YOU can read this book as non-fiction — or thriller. If it reminds you of Frederick Forysth’s novel, The Dogs of War, that’s because his book was probably the blueprint for an attempted invasion of Fernando Po in the seventies. This is the world of mercenaries where reality is hard to disentangle from fantasy.

Thirty years later, the target was the same place, now known as Equatorial Guinea and producing large amounts of oil. Otherwise little had changed in what is called the flea in Africa’s armpit and run as a family business by the vicious Nguemas. The current president has behaved like an inefficient Pol Pot and looted the country’s wealth. Corruption is the main industry.

A motley band of restless adventurers, political fantasists, out-of-work soldiers of fortune, and reckless businessmen looking for quick profit was meant to take Malabo in March 2004. But their complex and ambitious plan failed when the invasion force was arrested during a stopover in Harare to collect weapons.

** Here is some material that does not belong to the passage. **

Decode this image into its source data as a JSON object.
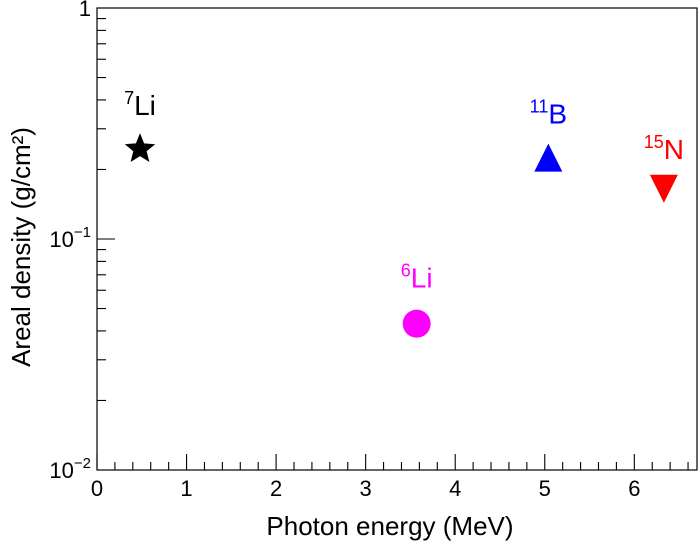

The fortunate plotters melted away. Those out of luck landed up in Chikurubi and Black Beach prisons. Roberts’s description of conditions there is enough to make your stomach turn. He interviewed Mark Thatcher, who had invested in the coup, was unwise enough to stay

in South Africa and subsequently prosecuted. He emerges as a dimwit with a liking for jocular threats.

The aborted invasion, surrounded by loose talk and a trail of paper, was launched from South Africa. The crucial question is this: how much did our government know? This book shows that it turned a blind eye breaking South African law on mercenary activity to ingratiate itself with the odious regimes of Zimbabwe and Equatorial Guinea. This book provides abundant evidence that it effectively became a plotter.